Debía ponerlo en venta cuanto antes. Algo le decía que no iba a ser fácil. Los comentarios de aquellos aguafiestas de internet le parecían ahora verdaderos. Se sentía encerrada en una alcantarilla, burlada por su propia codicia.

En pocos días, se sintió incapaz de ir a trabajar. Fue al médico y le dio una baja de un mes. Entonces se pasaba los días en el sofá, con la manta sobre sus tetas de goma, esperando llamadas de las agencias. Le ofrecían rebajas hasta los 250.000 €. Eso le dejaría aún una deuda de 30.000. Insistió en que se vendiese como mínimo por 270.000. Las inmobiliarias decían que imposible.

A todo eso, el del banco iba llamando. Entre economistas se entendían mejor: o pagas o subastamos. Pepita sabía que la subasta sería una estafa, que como mucho sacarían 120.000 y el resto lo tendría que poner ella de su sueldo. Entonces, llamó a las inmobiliarias y aceptó la rebaja hasta 250.000. Al menos podría salvar los muebles. En aquel momento, un pisito compartido con otras profes, unos ahorritos en el banco, unas sesiones de peluquería, un blanqueo dental, un viajecito a Marina d'Or para relajarse, le parecían el paraíso. Todo eso podía conseguirlo si se quitaba el muerto de encima.

Pasaron unas cuantas semanas más. Apenas durmió. No desconectaba el móvil por las noches. El tiempo se acababa. Sus padres habían reunido dinero para pagar una letra más, pero sólo una. Después, la suerte estaría echada. Pepita pagó esa letra y consiguió postergar otro mes el embargo. Pero el comprador no aparecía. Los días pasaban y cada noche era una derrota. Su cara estaba amarillenta, su pelo había perdido brillo, sus ojos eran los de un cordero degollado. Las ojeras eran ya de un morado oscuro. Su madre iba a verla todos los días y le traía infusiones de valeriana. Su padre intentaba consolarla: "en peores plazas he toreado yo". Pero el hombre estaba acojonado.

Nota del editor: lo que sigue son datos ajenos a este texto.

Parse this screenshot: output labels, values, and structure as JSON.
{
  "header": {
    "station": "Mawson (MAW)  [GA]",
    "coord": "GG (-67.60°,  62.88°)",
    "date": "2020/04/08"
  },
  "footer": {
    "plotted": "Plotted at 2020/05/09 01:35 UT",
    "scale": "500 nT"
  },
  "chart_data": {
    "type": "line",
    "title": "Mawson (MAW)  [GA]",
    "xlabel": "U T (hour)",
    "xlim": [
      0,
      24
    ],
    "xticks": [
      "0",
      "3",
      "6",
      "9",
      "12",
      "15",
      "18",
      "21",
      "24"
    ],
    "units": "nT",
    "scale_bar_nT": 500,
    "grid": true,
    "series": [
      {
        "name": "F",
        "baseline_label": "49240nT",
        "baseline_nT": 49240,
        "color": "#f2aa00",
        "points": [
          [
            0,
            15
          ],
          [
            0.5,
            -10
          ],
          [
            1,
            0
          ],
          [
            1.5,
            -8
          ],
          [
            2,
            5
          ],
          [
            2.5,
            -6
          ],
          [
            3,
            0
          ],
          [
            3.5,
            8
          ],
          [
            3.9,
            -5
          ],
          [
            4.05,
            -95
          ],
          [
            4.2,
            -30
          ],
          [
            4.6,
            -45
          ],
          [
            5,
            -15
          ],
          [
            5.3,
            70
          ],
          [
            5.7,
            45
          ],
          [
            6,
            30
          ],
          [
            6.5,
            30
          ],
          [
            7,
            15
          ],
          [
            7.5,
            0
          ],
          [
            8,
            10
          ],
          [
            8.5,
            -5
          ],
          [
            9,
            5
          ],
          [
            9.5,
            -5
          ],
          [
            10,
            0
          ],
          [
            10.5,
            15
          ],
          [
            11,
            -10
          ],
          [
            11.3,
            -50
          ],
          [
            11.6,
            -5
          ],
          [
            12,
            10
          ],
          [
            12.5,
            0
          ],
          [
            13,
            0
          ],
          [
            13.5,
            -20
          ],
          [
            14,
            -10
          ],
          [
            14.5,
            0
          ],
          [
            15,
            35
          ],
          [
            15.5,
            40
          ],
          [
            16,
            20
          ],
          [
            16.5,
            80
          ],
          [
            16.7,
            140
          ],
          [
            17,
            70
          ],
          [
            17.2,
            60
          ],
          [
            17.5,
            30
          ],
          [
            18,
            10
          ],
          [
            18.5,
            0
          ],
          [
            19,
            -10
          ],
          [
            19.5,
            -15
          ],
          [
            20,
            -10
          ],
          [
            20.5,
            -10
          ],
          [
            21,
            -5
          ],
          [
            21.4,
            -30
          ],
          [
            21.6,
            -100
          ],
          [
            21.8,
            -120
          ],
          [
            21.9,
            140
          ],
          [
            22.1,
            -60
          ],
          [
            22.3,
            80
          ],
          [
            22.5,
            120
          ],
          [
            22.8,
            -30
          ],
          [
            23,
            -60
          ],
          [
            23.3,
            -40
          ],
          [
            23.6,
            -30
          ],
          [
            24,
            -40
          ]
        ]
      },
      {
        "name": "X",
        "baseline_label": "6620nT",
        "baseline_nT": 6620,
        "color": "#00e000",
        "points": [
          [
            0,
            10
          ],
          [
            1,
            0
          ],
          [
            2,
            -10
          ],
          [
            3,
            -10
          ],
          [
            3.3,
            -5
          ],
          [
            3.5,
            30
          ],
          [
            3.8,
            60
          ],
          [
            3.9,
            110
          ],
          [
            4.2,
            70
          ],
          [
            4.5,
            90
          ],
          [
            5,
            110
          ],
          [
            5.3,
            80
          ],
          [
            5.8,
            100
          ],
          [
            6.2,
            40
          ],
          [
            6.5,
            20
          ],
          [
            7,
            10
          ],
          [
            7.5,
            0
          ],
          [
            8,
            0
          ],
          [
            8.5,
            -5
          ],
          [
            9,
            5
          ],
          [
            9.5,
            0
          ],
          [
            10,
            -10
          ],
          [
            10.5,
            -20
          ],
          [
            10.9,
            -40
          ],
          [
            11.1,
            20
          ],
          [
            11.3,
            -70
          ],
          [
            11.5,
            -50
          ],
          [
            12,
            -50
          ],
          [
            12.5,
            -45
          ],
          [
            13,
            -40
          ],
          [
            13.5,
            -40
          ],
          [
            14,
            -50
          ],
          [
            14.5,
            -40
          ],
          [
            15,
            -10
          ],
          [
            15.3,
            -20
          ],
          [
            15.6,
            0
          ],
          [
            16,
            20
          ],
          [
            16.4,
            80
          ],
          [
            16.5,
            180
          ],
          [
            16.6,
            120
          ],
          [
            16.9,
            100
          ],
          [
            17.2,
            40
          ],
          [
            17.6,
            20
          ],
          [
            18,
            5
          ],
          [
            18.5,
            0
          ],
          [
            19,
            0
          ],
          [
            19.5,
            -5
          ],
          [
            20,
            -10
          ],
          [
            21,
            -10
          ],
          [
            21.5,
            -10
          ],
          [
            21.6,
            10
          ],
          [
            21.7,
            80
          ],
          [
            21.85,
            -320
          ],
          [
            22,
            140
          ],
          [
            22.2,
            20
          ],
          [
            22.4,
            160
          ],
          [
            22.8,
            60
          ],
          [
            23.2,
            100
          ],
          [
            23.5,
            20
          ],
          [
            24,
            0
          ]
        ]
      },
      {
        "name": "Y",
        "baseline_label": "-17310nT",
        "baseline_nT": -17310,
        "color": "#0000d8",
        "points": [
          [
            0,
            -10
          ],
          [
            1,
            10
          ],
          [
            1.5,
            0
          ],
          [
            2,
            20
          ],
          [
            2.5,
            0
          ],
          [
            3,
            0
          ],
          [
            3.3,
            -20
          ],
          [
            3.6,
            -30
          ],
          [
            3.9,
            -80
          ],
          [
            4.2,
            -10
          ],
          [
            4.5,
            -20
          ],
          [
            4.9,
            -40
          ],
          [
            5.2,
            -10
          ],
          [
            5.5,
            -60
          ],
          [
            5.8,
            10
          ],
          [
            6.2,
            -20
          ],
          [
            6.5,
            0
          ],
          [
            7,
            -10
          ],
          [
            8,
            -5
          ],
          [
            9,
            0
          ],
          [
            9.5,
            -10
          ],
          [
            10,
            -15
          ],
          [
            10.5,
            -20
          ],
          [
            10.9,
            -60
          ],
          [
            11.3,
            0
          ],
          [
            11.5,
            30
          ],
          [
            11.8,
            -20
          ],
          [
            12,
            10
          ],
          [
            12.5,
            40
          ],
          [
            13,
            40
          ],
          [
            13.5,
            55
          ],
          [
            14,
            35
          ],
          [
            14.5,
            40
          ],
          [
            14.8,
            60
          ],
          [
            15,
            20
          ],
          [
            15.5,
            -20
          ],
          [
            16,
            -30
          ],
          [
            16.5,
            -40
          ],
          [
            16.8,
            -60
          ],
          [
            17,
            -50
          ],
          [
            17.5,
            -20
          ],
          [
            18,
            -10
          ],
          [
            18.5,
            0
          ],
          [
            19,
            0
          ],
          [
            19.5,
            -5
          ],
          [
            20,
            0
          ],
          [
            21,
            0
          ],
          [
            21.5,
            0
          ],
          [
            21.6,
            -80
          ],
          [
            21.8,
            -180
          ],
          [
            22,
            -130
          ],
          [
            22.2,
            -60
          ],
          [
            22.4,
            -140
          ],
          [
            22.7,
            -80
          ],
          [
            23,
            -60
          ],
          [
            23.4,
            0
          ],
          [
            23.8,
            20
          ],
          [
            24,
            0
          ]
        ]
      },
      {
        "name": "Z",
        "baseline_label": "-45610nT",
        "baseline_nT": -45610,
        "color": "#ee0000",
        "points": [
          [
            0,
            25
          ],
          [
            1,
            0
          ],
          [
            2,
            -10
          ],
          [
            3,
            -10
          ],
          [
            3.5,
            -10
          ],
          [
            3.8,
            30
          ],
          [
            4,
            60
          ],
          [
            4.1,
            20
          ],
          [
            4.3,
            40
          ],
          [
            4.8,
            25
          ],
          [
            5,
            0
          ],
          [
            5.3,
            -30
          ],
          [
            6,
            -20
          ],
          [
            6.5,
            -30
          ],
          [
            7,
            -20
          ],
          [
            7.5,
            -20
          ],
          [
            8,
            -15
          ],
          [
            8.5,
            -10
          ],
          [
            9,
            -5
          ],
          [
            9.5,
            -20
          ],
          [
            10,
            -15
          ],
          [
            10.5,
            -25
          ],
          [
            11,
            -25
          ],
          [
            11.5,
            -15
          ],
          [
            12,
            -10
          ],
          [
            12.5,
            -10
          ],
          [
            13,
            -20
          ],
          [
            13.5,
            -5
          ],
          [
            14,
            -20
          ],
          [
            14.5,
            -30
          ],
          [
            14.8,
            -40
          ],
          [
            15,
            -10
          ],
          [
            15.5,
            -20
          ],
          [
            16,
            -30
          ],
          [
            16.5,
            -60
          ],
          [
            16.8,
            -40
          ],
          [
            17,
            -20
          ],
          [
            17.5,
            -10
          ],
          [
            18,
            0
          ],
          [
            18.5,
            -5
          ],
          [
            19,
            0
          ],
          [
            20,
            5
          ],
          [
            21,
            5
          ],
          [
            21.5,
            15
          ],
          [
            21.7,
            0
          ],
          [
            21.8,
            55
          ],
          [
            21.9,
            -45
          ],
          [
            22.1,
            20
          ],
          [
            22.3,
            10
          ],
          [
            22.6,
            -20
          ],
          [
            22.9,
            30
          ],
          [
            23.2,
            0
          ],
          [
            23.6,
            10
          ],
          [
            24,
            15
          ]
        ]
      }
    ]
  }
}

Entonces, en uno de esos días en los que la depresión se acercaba imperceptiblemente, suena el teléfono. Es la chica de la inmobiliaria. Dice que tiene un comprador por 180.000. Es un funcionario que puede conseguir la hipoteca casi inmediatamente. Pepita argumenta que es muy poco dinero, que su piso vale mucho más. La chica de la agencia le aconseja vender para evitar el embargo, que está a la vuelta de la esquina. No hay tiempo ya. Pepita al final accede. Tendrá aún que devolver 100.000 €, pero podrá por lo menos comer y vivir como una persona normal.

Se hace toda la operación en un tiempo récord. El del banco aplaza amablemente todo el proceso. La de la agencia lo prepara todo para ir al notario.

Pepita va allí a firmar y se encuentra con su ex novio el latinista. Está allí también la rumana, que es muy jovencita. El cabroncete ha perdido peso, está moreno, lleva una camisa de Pierre Cardin. La rumana tiene los ojitos brillantes, ávidos de pisito.